The Peruvian Civil War of 1865 was the fourth internal conflict in 19th century Peru.

==Background ==
On 14 April 1864, a Spanish fleet had seized the lightly defended Chincha Islands, the main source for Peruvian guano resources.
Peruvian President Juan Antonio Pezet refused to go to war with Spain and sent General Manuel Ignacio de Vivanco to negotiate with the Spanish commander José Manuel Pareja. The resulting Vivanco-Pareja Treaty, favorable to Spain, was signed on 27 January 1865 on board the screw frigate . Popular opinion in Peru considered the treaty a humiliation and the Peruvian Congress refused to ratify it.

A general uprising followed on 28 February, led by Colonel Mariano Ignacio Prado, who took up arms against the Pezet government. He called his forces the "Restoration Army", a movement that would restore national pride.

== The Civil War ==
Prado marched towards Cuzco and Ayacucho in order to control all of southern Peru, thus preparing for the capture of the capital, Lima. Simultaneously, in Chiclayo in Northern Peru, Colonel José Balta also revolted, and marched with his troops towards Lima.

At the end of September of that same year, the two revolutionary armies of Balta and Prado, totaling 10,000 men, met in Chincha Alta south of Lima.
Under the command of General Pedro Diez Canseco, the Restoration forces began to enter the capital in the early hours of 6 November, outwitting the government troops who were guarding the outskirts of the city. They entered the city through the Puerta de Juan Simón, which was forced open after only slight resistance. The populace joined the Revolutionaries and the Government Palace was attacked. After six hours of fighting, the resistance in the Palace was defeated, and it was looted and set on fire. In the following night, the Fort of Santa Catalina, where Pezet's Minister of Government, Evaristo Gómez Sánchez y Benavides had taken cover, fell after fierce resistance. That same day, the Revolutionaries also entered Callao.

Pezet, who was on the outskirts of Lima at the head of his troops, upon seeing the capital fall and contrary to the wishes of his generals, did not want to cause more bloodshed and renounced power on 8 November. Immediately afterwards, he took refuge along with his main collaborators on the British corvette Shear Water. Accused by the winning side of being a traitor and a thief, he embarked for Europe.

== Consequences ==
With the Restauration revolution triumphant, General Pedro Diez Canseco assumed power, but quickly lost his popularity, as he did not adopt the quick and drastic decisions that the citizens demanded regarding the problem with Spain. Diez Canseco maintained that it was Congress that should decide the declaration of war. He apparently wanted to gain time waiting for the arrival of the new warships acquired in Europe. Given his lack of thoroughness, the army chiefs deposed Diez Canseco on 25 November 1865 and proclaimed Colonel Mariano Ignacio Prado dictator.

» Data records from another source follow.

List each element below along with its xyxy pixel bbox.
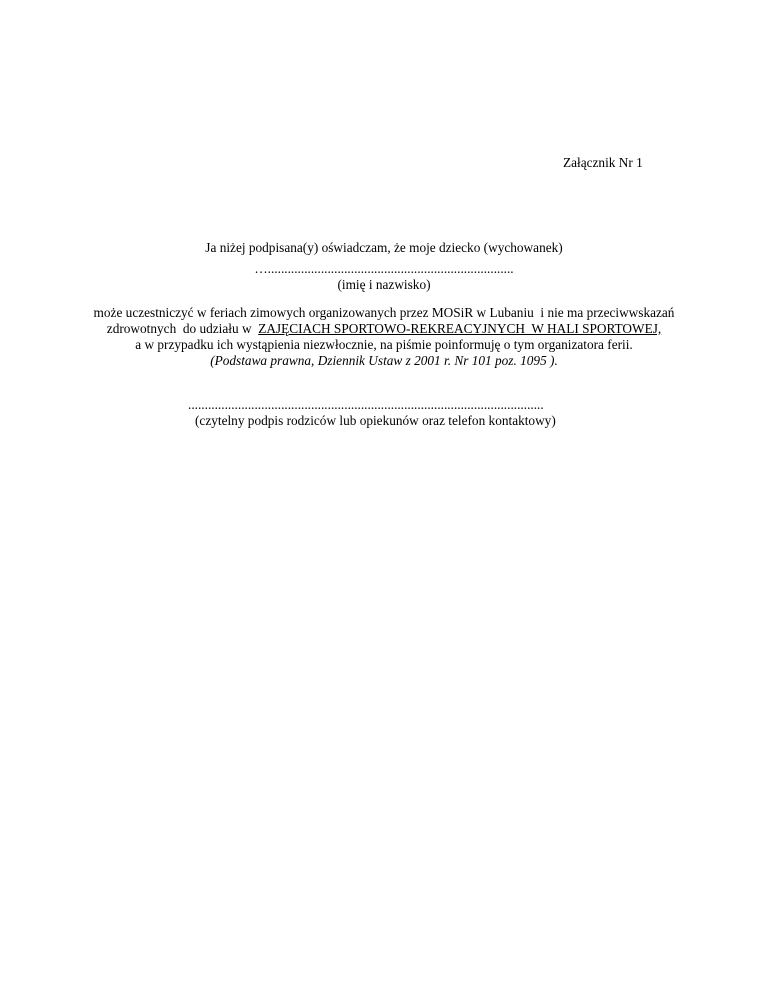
- activity-name-underlined: ZAJĘCIACH SPORTOWO-REKREACYJNYCH W HALI SPORTOWEJ,: [258, 321, 662, 336]
- legal-basis: (Podstawa prawna, Dziennik Ustaw z 2001 r. Nr 101 poz. 1095 ).: [210, 353, 558, 368]
- body-line-3: a w przypadku ich wystąpienia niezwłocznie, na piśmie poinformuję o tym organizatora ferii.: [135, 337, 633, 352]
- signature-dots: ...........................................................................................................: [188, 397, 544, 412]
- body-line-2: [0, 321, 768, 337]
- name-field-caption: (imię i nazwisko): [337, 277, 431, 292]
- name-field-dots: …..........................................................................: [254, 261, 514, 276]
- attachment-label: Załącznik Nr 1: [563, 155, 643, 170]
- body-line-1: może uczestniczyć w feriach zimowych organizowanych przez MOSiR w Lubaniu i nie ma przeciwwskazań: [93, 305, 675, 320]
- declaration-intro: Ja niżej podpisana(y) oświadczam, że moje dziecko (wychowanek): [205, 240, 563, 255]
- body-line-2-prefix: zdrowotnych do udziału w: [106, 321, 259, 336]
- signature-caption: (czytelny podpis rodziców lub opiekunów oraz telefon kontaktowy): [195, 413, 556, 428]
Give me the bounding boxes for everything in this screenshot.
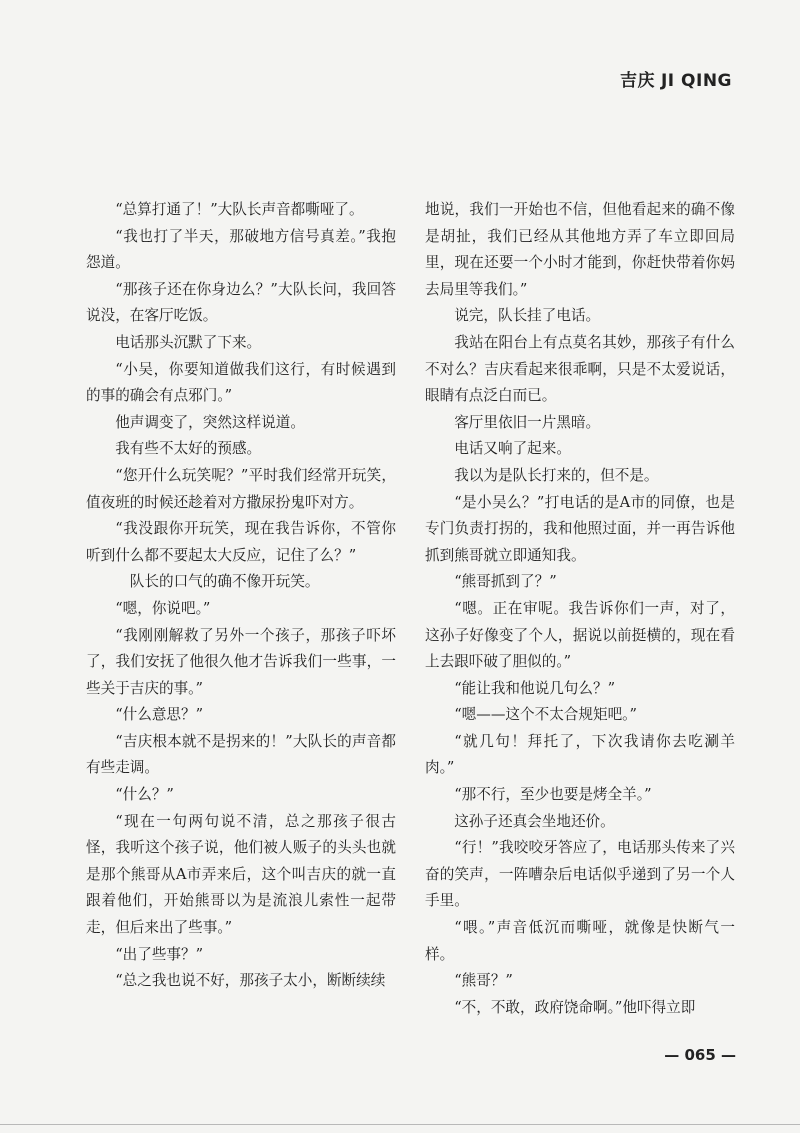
right-text-column bbox=[425, 197, 735, 1021]
paragraph: 我以为是队长打来的，但不是。 bbox=[454, 466, 659, 484]
paragraph: “什么意思？” bbox=[115, 706, 204, 724]
paragraph: “就几句！拜托了，下次我请你去吃涮羊肉。” bbox=[425, 732, 735, 777]
paragraph: 电话又响了起来。 bbox=[454, 440, 571, 458]
page-number: — 065 — bbox=[664, 1046, 736, 1064]
paragraph: 队长的口气的确不像开玩笑。 bbox=[129, 573, 320, 591]
paragraph: “小吴，你要知道做我们这行，有时候遇到的事的确会有点邪门。” bbox=[86, 360, 396, 405]
paragraph: “什么？” bbox=[115, 786, 174, 804]
paragraph: “不，不敢，政府饶命啊。”他吓得立即 bbox=[454, 998, 696, 1016]
paragraph: 我有些不太好的预感。 bbox=[115, 440, 262, 458]
paragraph: “您开什么玩笑呢？”平时我们经常开玩笑，值夜班的时候还趁着对方撒尿扮鬼吓对方。 bbox=[86, 466, 396, 511]
paragraph: “能让我和他说几句么？” bbox=[454, 679, 616, 697]
paragraph: “嗯。正在审呢。我告诉你们一声，对了，这孙子好像变了个人，据说以前挺横的，现在看上去跟吓破了胆似的。” bbox=[425, 599, 735, 671]
bottom-edge-divider bbox=[0, 1124, 800, 1125]
paragraph: “嗯——这个不太合规矩吧。” bbox=[454, 706, 637, 724]
running-header bbox=[620, 66, 732, 91]
header-latin-title: JI QING bbox=[660, 71, 732, 91]
header-chinese-title: 吉庆 bbox=[619, 71, 655, 91]
paragraph: “嗯，你说吧。” bbox=[115, 599, 211, 617]
paragraph: “那孩子还在你身边么？”大队长问，我回答说没，在客厅吃饭。 bbox=[86, 280, 396, 325]
paragraph: “现在一句两句说不清，总之那孩子很古怪，我听这个孩子说，他们被人贩子的头头也就是那个熊哥从A市弄来后，这个叫吉庆的就一直跟着他们，开始熊哥以为是流浪儿索性一起带走，但后来出了些事。” bbox=[86, 812, 396, 937]
paragraph: 我站在阳台上有点莫名其妙，那孩子有什么不对么？吉庆看起来很乖啊，只是不太爱说话，眼睛有点泛白而已。 bbox=[425, 333, 735, 405]
paragraph: “喂。”声音低沉而嘶哑，就像是快断气一样。 bbox=[425, 919, 735, 963]
paragraph: 他声调变了，突然这样说道。 bbox=[115, 413, 305, 431]
left-text-column bbox=[86, 197, 396, 995]
paragraph: 这孙子还真会坐地还价。 bbox=[454, 812, 615, 830]
paragraph: 地说，我们一开始也不信，但他看起来的确不像是胡扯，我们已经从其他地方弄了车立即回局里，现在还要一个小时才能到，你赶快带着你妈去局里等我们。” bbox=[425, 201, 735, 298]
paragraph: 客厅里依旧一片黑暗。 bbox=[454, 413, 601, 431]
paragraph: “总之我也说不好，那孩子太小，断断续续 bbox=[115, 972, 386, 990]
paragraph: “出了些事？” bbox=[115, 945, 204, 963]
paragraph: 说完，队长挂了电话。 bbox=[454, 307, 601, 325]
paragraph: “吉庆根本就不是拐来的！”大队长的声音都有些走调。 bbox=[86, 732, 396, 777]
paragraph: “熊哥抓到了？” bbox=[454, 573, 557, 591]
paragraph: “熊哥？” bbox=[454, 972, 513, 990]
paragraph: “我刚刚解救了另外一个孩子，那孩子吓坏了，我们安抚了他很久他才告诉我们一些事，一些关于吉庆的事。” bbox=[86, 626, 396, 697]
paragraph: “那不行，至少也要是烤全羊。” bbox=[454, 786, 652, 804]
paragraph: “总算打通了！”大队长声音都嘶哑了。 bbox=[115, 201, 364, 218]
paragraph: “行！”我咬咬牙答应了，电话那头传来了兴奋的笑声，一阵嘈杂后电话似乎递到了另一个人手里。 bbox=[425, 839, 735, 910]
paragraph: “我也打了半天，那破地方信号真差。”我抱怨道。 bbox=[86, 227, 396, 272]
paragraph: “我没跟你开玩笑，现在我告诉你，不管你听到什么都不要起太大反应，记住了么？” bbox=[86, 520, 396, 564]
paragraph: “是小吴么？”打电话的是A市的同僚，也是专门负责打拐的，我和他照过面，并一再告诉他抓到熊哥就立即通知我。 bbox=[425, 493, 735, 564]
paragraph: 电话那头沉默了下来。 bbox=[115, 333, 262, 351]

Prado declared war on Spain on 14 January 1866 and allied Peru with Chile, a country that was already at war against the Spanish fleet. This South American alliance was later extended to Bolivia and Ecuador. The conflict ended after the Battle of Callao, with the withdrawal of the Spanish fleet on 2 May 1866. This event was celebrated by the four allied Republics as a triumph that sealed their independence.